The One-million-image Pose Estimation Dataset – First Part

HST2 grayscale

This dataset is a demonstration cornerstone for advancing autonomous satellite navigation and was generated with DLVS3.

The HST was chosen because it is one of the best documented and most visited satellite in the history of spaceflight, with thousands of photos available for visual inspection. However, it is important to note that very special photos were taken during the STS missions to capture as many details as possible: – the Space Shuttle, the HST, the position of the Earth and the Sun is not random, during the documentation they tried to ensure homogeneous lighting conditions.
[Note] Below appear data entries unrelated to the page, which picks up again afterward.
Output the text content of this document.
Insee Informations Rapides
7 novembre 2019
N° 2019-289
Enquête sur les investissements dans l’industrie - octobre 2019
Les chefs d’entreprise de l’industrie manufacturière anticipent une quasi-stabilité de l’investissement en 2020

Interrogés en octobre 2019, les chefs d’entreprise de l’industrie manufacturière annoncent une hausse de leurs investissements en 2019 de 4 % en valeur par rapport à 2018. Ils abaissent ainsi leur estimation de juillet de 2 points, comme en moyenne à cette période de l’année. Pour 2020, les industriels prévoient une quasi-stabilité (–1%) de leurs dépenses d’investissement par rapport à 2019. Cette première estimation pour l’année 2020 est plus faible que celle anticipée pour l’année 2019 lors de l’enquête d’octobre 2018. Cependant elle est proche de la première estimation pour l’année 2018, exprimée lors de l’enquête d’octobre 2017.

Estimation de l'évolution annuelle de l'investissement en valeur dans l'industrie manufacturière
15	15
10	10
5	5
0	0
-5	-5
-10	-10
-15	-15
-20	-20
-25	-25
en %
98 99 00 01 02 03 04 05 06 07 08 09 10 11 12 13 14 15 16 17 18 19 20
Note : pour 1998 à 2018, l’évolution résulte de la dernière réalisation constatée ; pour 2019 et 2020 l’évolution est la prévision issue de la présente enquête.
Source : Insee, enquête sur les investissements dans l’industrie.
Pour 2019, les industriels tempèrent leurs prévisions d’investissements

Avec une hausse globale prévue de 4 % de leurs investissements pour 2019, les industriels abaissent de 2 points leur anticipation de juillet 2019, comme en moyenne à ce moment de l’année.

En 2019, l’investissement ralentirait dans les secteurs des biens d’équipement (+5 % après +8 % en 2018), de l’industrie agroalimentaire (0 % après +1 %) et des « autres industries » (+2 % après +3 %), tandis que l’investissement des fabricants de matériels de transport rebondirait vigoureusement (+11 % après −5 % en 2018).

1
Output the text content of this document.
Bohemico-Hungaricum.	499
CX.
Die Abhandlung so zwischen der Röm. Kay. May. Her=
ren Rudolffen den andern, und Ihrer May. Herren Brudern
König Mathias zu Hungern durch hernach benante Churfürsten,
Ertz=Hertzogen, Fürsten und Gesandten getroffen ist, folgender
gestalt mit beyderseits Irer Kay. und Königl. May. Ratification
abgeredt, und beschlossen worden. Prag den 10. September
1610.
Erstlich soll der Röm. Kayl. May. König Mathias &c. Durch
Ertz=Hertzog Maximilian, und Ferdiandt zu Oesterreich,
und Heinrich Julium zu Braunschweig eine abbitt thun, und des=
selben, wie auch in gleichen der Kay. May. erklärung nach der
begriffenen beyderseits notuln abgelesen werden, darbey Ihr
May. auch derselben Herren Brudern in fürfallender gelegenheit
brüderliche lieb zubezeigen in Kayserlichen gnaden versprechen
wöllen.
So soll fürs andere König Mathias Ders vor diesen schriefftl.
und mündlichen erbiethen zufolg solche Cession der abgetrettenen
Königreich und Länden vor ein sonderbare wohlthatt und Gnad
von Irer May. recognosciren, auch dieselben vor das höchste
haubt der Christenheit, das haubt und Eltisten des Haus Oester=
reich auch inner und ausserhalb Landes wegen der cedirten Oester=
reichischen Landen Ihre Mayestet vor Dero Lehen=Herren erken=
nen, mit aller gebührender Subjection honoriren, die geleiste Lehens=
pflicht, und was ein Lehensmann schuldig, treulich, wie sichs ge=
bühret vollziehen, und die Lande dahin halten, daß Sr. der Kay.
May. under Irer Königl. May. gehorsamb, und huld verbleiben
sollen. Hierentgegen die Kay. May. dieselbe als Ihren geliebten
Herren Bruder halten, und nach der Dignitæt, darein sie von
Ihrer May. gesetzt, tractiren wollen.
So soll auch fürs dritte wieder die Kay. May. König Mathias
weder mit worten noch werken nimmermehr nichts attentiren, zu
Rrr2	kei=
The Sun rarely illuminates the HST directly; most of the time, it is covered by the Shuttle, whose large white surfaces reflect the Earth’s light at a wide angle.

Also, an important warning: the chaser satellite is also part of the scene! Its illuminated surface can give additional light to the target satellite and can be seen on the target’s reflective surfaces.

The first part of the dataset contains 640.000 synthetic floating-point HDR multichannel images in OpenEXR format at a resolution of 1024×1024. The following data channels are included for each sample:

  • Color Image: This image presents the direct rendering of the Hubble Space Telescope in a 16-bit floating-point RGB format. It represents the raw output of the rendering process, without any post-processing effects such as glow or exposure adjustments. This ensures a physically accurate representation of the scene’s color information.
  • CameraNormal: This image encodes the surface normal vectors of the Hubble Space Telescope as seen from the camera’s perspective. Stored in a 32-bit floating-point RGB format, each pixel’s RGB values represent the X, Y, and Z components of the normal vector at that surface point in camera space (where the camera’s origin is at 0, 0, 0). This data is crucial for understanding the object’s orientation relative to the viewer.
  • Depth: This grayscale image represents the distance of each visible point on the Hubble Space Telescope from the camera in meters. The data is stored in a 32-bit floating-point format, where each pixel’s intensity value corresponds to the depth at that pixel. This channel offers direct information about the spatial layout of the scene along the viewing direction.
  • FullMask: This is an 8-bit unsigned integer (uint8) grayscale mask image indicating the presence of the Hubble Space Telescope within the rendered view. Pixels with a non-zero value denote areas where the telescope is visible, while zero-valued pixels represent the background. This mask provides a basic segmentation of the foreground object.
  • DetailedMask: This grayscale image provides detailed semantic segmentation of the Hubble Space Telescope into its constituent parts. Stored as an 8-bit unsigned integer (uint8), each pixel value corresponds to a specific component of the HST according to a previously defined mapping

Keypoints

The 3D model of the Hubble Space Telescope used in this dataset is annotated with a set of 37 distinct keypoints. These keypoints are strategically positioned on significant features and extremities of the model. While the current count is fixed at 37, it’s important to note that the number and placement of these keypoints can be adjusted in future iterations or for specific application requirements.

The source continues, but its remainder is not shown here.